Indeed, one of the most striking images is that of former trainer James Eustace, keeping an eye on his string on a bitter winter's morning, his breath backlit by the rising sun. It is an almost timeless image but in those 400 years since the royal patronage of Newmarket began, so much has of course changed. And in many ways it has changed slowly. Khadijah Mellah, the first British Muslim woman to ride a winner, is also the subject of one of the portraits at Fellowes's stable, and while her victory at Goodwood was considered a breakthrough moment because of her ethnicity, it was only as recently as 1972 that any women was allowed to ride in a race in Britain.
“It's a body of work that I'm still going to expand on and look at from slightly different angles, but I hope it will be a legacy for the town, really,” Odell explains. “Because we do want to see, in future generations, pictures of how things are now. With social media and things like that, it's a very transient, and it's current today, but tomorrow it's old hat. But images that stand the test of time and that record that moment in time, I think are really important.”

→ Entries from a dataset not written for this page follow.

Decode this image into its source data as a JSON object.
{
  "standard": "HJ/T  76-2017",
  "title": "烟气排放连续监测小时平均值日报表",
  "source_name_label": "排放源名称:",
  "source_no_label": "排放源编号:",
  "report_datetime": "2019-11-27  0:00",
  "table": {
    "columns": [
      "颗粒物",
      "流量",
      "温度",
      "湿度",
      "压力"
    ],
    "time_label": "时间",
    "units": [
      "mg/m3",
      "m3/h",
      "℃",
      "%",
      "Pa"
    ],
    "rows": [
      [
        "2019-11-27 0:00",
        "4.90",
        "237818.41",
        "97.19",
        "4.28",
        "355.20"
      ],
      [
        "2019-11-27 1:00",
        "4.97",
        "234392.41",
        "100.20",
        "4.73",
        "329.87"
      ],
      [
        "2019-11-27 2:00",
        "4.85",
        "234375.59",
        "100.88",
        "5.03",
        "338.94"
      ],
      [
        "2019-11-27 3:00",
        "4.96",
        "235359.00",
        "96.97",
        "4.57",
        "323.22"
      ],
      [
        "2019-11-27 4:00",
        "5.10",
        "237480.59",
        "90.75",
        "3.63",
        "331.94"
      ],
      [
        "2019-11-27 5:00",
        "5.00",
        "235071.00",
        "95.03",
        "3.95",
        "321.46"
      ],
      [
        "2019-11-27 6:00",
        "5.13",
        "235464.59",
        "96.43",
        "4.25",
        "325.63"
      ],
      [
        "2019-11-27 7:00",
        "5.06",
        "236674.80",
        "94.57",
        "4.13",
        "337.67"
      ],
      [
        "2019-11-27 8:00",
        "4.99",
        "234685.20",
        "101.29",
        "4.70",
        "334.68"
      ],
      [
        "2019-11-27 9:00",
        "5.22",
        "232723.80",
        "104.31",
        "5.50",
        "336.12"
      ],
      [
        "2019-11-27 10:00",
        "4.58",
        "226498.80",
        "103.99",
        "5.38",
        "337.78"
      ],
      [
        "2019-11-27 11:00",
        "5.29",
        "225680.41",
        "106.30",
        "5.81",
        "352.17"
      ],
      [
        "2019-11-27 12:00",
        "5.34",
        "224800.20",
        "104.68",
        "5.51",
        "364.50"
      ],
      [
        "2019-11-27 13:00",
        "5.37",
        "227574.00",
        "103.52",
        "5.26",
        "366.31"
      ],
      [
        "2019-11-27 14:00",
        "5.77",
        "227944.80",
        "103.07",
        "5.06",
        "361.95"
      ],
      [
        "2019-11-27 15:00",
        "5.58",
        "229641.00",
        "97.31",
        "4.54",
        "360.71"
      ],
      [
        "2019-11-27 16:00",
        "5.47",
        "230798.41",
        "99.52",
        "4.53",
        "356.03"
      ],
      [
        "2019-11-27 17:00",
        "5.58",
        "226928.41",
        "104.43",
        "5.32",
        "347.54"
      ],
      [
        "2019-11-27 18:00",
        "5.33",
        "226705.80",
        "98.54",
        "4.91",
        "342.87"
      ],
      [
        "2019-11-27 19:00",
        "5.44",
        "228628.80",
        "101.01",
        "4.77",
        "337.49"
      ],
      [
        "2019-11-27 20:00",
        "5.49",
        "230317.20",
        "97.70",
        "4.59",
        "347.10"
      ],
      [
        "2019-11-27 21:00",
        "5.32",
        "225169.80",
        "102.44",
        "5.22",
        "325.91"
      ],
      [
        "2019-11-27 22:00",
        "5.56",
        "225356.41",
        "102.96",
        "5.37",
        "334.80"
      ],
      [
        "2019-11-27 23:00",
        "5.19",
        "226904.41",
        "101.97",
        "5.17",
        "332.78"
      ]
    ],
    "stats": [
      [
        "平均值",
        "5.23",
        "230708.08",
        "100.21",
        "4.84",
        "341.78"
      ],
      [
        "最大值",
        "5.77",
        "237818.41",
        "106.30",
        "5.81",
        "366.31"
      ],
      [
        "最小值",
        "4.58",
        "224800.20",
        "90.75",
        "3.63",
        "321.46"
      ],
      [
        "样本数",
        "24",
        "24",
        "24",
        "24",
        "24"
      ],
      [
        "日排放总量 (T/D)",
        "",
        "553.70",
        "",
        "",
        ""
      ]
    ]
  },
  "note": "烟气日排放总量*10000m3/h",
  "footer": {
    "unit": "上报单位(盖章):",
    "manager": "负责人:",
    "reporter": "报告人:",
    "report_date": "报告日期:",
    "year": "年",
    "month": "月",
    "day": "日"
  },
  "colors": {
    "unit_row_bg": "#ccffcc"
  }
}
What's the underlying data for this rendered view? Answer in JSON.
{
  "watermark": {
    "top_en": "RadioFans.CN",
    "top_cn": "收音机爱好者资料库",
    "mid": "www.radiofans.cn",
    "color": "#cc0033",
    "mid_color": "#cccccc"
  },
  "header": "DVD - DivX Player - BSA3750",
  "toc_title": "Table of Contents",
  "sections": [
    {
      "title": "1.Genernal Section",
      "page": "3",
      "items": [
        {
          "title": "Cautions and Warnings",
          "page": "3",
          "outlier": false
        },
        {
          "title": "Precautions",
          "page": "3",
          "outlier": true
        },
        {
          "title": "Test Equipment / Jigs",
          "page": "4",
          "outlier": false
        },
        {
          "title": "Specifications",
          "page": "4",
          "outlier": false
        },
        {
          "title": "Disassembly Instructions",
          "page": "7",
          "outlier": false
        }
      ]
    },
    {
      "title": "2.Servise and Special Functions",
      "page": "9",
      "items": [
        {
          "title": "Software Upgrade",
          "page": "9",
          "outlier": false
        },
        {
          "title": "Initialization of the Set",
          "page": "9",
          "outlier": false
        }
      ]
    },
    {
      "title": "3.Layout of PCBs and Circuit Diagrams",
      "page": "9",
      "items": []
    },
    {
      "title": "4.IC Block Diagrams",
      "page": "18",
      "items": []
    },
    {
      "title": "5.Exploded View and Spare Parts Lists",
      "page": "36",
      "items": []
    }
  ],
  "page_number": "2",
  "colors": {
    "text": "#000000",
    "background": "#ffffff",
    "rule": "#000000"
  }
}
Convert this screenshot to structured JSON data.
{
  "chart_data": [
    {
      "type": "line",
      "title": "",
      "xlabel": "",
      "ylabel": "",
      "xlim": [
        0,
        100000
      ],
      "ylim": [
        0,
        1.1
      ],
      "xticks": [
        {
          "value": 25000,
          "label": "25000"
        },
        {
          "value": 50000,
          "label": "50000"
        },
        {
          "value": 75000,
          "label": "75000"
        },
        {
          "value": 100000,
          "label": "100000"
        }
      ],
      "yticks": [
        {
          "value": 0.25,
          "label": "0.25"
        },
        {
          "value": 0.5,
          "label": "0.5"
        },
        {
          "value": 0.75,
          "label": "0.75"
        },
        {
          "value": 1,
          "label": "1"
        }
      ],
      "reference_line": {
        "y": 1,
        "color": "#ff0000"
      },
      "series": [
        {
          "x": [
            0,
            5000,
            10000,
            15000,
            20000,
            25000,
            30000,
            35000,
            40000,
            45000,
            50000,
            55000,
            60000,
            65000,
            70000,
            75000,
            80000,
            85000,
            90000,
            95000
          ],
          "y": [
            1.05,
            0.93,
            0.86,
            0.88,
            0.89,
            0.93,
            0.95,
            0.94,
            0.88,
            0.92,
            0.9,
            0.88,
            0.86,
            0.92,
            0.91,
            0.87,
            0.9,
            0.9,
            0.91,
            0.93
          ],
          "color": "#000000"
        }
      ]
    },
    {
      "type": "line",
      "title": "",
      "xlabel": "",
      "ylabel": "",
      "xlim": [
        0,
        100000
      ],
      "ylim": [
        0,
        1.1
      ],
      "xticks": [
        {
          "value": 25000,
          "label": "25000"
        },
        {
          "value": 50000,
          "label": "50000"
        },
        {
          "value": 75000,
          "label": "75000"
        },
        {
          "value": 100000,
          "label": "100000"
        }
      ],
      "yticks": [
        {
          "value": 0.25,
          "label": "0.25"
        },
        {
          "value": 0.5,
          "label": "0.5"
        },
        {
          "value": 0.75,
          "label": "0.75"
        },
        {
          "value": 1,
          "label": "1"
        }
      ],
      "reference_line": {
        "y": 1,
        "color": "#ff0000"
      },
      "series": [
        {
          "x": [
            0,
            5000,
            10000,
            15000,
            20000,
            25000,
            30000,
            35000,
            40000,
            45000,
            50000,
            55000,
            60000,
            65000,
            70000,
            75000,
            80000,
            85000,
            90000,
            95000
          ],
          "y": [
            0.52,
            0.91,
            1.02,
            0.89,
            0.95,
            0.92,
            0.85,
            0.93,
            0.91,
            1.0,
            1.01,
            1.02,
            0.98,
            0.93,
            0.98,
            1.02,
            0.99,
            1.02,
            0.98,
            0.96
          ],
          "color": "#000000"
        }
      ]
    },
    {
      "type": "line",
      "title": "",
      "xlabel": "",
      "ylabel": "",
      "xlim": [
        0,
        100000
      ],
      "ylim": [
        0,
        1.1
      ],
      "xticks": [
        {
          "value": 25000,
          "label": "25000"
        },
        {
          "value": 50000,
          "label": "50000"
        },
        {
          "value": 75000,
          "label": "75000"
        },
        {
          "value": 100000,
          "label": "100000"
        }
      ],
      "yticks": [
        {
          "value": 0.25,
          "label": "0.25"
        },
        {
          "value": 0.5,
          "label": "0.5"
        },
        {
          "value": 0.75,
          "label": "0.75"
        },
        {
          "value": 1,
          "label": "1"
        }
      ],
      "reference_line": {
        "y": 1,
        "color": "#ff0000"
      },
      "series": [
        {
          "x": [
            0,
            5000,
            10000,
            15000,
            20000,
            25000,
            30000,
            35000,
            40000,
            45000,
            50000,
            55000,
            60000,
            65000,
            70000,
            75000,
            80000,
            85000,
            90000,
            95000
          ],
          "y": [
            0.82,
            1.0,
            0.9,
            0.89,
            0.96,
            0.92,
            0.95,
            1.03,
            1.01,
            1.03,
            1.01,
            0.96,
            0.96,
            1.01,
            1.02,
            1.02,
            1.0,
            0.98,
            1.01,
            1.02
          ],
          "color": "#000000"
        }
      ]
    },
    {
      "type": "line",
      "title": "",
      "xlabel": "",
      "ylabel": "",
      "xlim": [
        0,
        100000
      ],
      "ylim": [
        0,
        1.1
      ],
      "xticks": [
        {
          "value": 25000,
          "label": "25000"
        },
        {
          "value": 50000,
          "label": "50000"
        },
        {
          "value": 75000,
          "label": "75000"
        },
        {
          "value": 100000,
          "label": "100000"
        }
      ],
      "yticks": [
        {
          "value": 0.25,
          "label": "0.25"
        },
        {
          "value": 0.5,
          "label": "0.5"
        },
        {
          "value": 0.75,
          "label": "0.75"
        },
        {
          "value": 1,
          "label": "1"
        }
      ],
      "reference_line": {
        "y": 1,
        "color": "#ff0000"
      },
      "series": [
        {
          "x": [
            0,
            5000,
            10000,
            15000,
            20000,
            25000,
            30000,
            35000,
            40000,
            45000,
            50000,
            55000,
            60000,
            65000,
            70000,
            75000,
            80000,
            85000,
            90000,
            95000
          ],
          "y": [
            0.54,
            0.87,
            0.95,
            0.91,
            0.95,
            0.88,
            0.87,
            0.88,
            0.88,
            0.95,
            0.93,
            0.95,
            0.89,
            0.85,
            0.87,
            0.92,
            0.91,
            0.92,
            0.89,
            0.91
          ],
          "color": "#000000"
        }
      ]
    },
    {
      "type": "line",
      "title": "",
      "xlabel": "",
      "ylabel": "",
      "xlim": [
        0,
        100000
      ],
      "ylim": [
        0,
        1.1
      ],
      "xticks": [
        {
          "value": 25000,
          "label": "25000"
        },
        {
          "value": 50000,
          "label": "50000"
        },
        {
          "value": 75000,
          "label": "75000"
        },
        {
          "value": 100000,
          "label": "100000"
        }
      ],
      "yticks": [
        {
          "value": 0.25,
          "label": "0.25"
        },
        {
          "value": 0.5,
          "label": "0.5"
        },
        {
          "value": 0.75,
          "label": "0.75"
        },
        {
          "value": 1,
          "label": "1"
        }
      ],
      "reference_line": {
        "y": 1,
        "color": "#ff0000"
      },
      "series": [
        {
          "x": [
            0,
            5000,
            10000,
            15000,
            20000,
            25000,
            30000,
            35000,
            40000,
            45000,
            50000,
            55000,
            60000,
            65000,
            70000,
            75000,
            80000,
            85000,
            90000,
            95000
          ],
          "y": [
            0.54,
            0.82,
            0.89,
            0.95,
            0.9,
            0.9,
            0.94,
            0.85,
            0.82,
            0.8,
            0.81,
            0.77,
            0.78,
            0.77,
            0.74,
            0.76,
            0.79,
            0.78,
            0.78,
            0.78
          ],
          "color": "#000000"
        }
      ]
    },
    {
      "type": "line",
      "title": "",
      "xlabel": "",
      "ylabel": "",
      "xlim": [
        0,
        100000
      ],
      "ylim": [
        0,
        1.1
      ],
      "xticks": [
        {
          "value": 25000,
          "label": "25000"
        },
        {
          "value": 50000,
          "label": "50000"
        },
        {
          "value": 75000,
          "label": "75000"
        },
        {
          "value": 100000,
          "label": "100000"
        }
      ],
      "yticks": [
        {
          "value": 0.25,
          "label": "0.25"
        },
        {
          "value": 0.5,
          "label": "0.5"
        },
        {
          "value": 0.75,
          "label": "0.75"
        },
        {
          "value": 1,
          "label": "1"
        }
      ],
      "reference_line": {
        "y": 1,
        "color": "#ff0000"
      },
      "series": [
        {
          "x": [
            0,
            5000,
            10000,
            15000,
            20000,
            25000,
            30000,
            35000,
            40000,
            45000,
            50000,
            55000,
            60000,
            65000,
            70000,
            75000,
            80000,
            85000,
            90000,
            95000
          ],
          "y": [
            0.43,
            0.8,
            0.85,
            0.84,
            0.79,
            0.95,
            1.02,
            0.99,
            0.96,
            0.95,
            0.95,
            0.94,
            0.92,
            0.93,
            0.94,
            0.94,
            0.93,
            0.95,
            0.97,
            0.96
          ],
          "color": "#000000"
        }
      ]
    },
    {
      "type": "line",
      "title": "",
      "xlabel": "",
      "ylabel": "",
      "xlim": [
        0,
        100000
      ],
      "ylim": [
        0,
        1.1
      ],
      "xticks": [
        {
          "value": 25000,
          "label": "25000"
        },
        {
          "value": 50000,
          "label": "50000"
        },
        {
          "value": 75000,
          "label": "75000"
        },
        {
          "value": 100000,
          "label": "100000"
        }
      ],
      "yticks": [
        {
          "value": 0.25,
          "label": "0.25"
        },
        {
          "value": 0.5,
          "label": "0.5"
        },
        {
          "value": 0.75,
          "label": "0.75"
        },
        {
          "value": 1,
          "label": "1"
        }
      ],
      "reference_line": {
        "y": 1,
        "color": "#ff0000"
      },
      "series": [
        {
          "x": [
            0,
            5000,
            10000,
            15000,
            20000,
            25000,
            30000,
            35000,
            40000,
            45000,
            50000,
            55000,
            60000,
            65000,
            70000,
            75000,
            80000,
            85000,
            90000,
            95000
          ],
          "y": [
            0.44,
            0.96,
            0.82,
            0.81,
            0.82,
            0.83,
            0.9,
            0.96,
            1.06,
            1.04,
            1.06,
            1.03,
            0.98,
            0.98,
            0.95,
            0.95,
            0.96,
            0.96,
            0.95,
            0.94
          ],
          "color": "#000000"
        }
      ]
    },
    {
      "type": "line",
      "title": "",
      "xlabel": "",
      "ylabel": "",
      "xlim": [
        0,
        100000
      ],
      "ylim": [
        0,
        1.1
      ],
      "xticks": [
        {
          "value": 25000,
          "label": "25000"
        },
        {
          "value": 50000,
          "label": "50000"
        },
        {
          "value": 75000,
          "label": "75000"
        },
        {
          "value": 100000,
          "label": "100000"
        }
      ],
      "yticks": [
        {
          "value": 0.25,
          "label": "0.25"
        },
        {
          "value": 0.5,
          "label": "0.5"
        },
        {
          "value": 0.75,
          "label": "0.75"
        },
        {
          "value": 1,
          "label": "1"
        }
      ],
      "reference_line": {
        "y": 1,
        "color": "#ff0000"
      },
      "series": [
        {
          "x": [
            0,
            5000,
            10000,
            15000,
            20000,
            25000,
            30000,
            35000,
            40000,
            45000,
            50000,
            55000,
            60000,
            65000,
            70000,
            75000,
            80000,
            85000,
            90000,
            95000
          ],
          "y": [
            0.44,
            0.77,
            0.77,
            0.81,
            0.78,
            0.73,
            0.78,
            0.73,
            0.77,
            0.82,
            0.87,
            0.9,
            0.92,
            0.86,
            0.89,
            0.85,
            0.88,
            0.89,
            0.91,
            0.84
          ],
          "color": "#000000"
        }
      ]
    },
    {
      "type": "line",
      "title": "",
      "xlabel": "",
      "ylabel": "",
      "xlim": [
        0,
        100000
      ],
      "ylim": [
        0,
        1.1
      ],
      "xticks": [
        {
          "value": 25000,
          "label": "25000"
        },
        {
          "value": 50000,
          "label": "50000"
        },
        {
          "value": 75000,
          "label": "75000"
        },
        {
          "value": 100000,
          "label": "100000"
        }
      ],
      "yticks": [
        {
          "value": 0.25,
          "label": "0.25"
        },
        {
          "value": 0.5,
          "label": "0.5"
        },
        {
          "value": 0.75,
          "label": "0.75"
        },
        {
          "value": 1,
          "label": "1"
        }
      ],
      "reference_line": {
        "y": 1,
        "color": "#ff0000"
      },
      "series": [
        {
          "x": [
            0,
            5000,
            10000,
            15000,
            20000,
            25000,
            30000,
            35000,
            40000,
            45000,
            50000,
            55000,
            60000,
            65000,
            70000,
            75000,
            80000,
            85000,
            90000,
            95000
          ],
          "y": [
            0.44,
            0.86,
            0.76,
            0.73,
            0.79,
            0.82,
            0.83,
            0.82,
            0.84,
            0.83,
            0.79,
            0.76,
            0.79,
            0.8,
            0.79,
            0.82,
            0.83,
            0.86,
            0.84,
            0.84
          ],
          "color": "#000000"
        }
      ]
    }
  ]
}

Apart from the glorious Heath itself, nothing has stood the test of time in Newmarket quite like its equine inhabitants, who of course play a vital role in Odell's collection which has a section devoted to the four seasons.
“The horses are the timekeepers of the town,” she says. “So I wanted to depict the whole year, almost like a film strip of different conditions from winter through to spring, summer, and then autumn, and the fact that the horses are training all day, every day, all weathers, all conditions.”
Officially titled Time and Motion: Capturing the Lifeblood of a Racing Yard, the exhibition will continue at the National Horseracing Museum throughout the sales and racing season in Newmarket until early December and, within easy walking distance of Tattersalls, it is recommended to all visitors to the town this autumn.